Les premiers Chrétiens se conformèrent à cet usage. Des découvertes ont fait considérer, depuis des siècles, comme un cimetière, le terrain où elles ont eu lieu.

Dans un champ, qui longe à gauche du chemin dit de "Bienvaux" et dans une excavation qui y fut pratiquée en 1789, pour en extraire de la terre à bâtir, on trouva une multitude d'ossements humains et de nombreux ustensiles de ménage. Dans les lieux circonvoisins, des fouilles particulières ont mis à découvert, des squelettes avec leurs armures.

Au bas des vignes d'une contrée que l'on nomme "Rougeux", on a retrouvé vers 1840, onze cadavres de grande taille réduits en poussière. Ils étaient rangés en file à côté les uns des autres, les os du crâne et de la face auxquels se rattachaient des mâchoires aux dents intactes et blanches, permettaient de penser qu'il s'agissait d'hommes encore jeunes. Quelques pas plus loin, un autre squelette a ainsi été retrouvé dans le même état. L'explication donnée à l'époque de la découverte, était de rattacher cet enfouissement à une catastrophe, à des brigandages ou a un combat de deux armées ! Mais le chroniqueur concluait que du fait de l'éloignement et de l'inégalité du territoire de Cunfin, recouvert en grande partie de bois, il n'y avait pas de possibilité de livrer une grande bataille.

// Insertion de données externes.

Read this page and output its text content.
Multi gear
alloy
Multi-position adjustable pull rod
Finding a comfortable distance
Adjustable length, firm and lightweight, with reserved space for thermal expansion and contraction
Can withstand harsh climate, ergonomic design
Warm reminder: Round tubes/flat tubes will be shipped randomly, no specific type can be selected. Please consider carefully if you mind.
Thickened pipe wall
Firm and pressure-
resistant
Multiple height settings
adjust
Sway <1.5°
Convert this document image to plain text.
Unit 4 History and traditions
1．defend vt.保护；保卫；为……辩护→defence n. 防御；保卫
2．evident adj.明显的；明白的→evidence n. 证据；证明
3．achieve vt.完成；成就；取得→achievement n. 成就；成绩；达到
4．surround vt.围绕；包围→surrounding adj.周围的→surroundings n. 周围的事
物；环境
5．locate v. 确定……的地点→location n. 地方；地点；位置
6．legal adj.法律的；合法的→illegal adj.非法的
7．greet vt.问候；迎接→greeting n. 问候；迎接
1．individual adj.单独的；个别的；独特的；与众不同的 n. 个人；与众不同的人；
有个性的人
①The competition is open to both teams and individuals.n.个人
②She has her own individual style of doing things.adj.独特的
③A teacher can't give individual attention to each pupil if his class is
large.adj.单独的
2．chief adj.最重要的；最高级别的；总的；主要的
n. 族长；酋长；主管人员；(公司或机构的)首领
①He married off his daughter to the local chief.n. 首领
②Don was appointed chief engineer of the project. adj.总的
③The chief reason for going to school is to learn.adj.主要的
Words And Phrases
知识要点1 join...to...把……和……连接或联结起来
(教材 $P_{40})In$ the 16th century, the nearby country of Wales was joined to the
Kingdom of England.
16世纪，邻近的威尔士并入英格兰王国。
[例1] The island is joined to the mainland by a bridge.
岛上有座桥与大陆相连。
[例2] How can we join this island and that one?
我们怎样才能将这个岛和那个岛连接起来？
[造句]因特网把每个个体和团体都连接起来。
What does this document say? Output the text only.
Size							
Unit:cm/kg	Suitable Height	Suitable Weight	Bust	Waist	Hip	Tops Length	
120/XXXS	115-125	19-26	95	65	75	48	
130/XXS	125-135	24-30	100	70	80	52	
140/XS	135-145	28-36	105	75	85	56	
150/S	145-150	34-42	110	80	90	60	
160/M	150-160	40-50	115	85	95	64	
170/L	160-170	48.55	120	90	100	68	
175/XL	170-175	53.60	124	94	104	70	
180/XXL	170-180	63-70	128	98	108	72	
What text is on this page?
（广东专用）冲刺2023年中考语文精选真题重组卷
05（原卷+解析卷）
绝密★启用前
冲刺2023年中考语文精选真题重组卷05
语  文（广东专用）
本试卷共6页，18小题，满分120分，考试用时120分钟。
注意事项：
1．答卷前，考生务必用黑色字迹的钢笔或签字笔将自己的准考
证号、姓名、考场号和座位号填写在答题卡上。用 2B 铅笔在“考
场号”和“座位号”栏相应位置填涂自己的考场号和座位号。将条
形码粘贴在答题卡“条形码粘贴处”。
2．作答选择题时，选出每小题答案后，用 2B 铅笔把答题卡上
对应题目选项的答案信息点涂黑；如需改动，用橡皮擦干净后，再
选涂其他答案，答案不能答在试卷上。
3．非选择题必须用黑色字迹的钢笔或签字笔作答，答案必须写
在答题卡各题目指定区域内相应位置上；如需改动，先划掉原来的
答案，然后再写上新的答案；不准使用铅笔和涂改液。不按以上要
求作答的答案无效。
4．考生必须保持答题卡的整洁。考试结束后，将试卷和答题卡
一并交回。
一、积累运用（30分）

Enfin, dans un autre site, du nom de "Confrérie", on a pu retrouver la trace d'un ancien chemin qui, traversant diagonalement les vignes, conduisait en ligne directe de Cunfin à la confrérie. Là on a retrouvé des débris de bâtiments et d'ustensiles de cuisine, un fragment de piédestal ou de quelque vase antique et d'autres objets de toutes sortes. Dans un espèce de caveau rempli de terre noire étrangère au sol de la région, on a reconnu des ossements humains, des mâchoires garnies de dents bien conservées. D'autre part, cette découverte était complétée par un nombre important de clous de grande dimension rongés par la rouille et une pièce de monnaie de cuivre, portant d'un côté l'effigie d'un souverain et sur le revers un soldat appuyé sur une lance. Le millésime et la légende de cette pièce étaient illisibles. Une fois encore, on peut conclure à la présence d'une habitation, dans cette région, de l'époque gallo-romaine.

Toutes ces découvertes, nous donnent déjà une base à l'histoire de ce village de Cunfin et nous incite à poursuivre plus avant cette approche historique.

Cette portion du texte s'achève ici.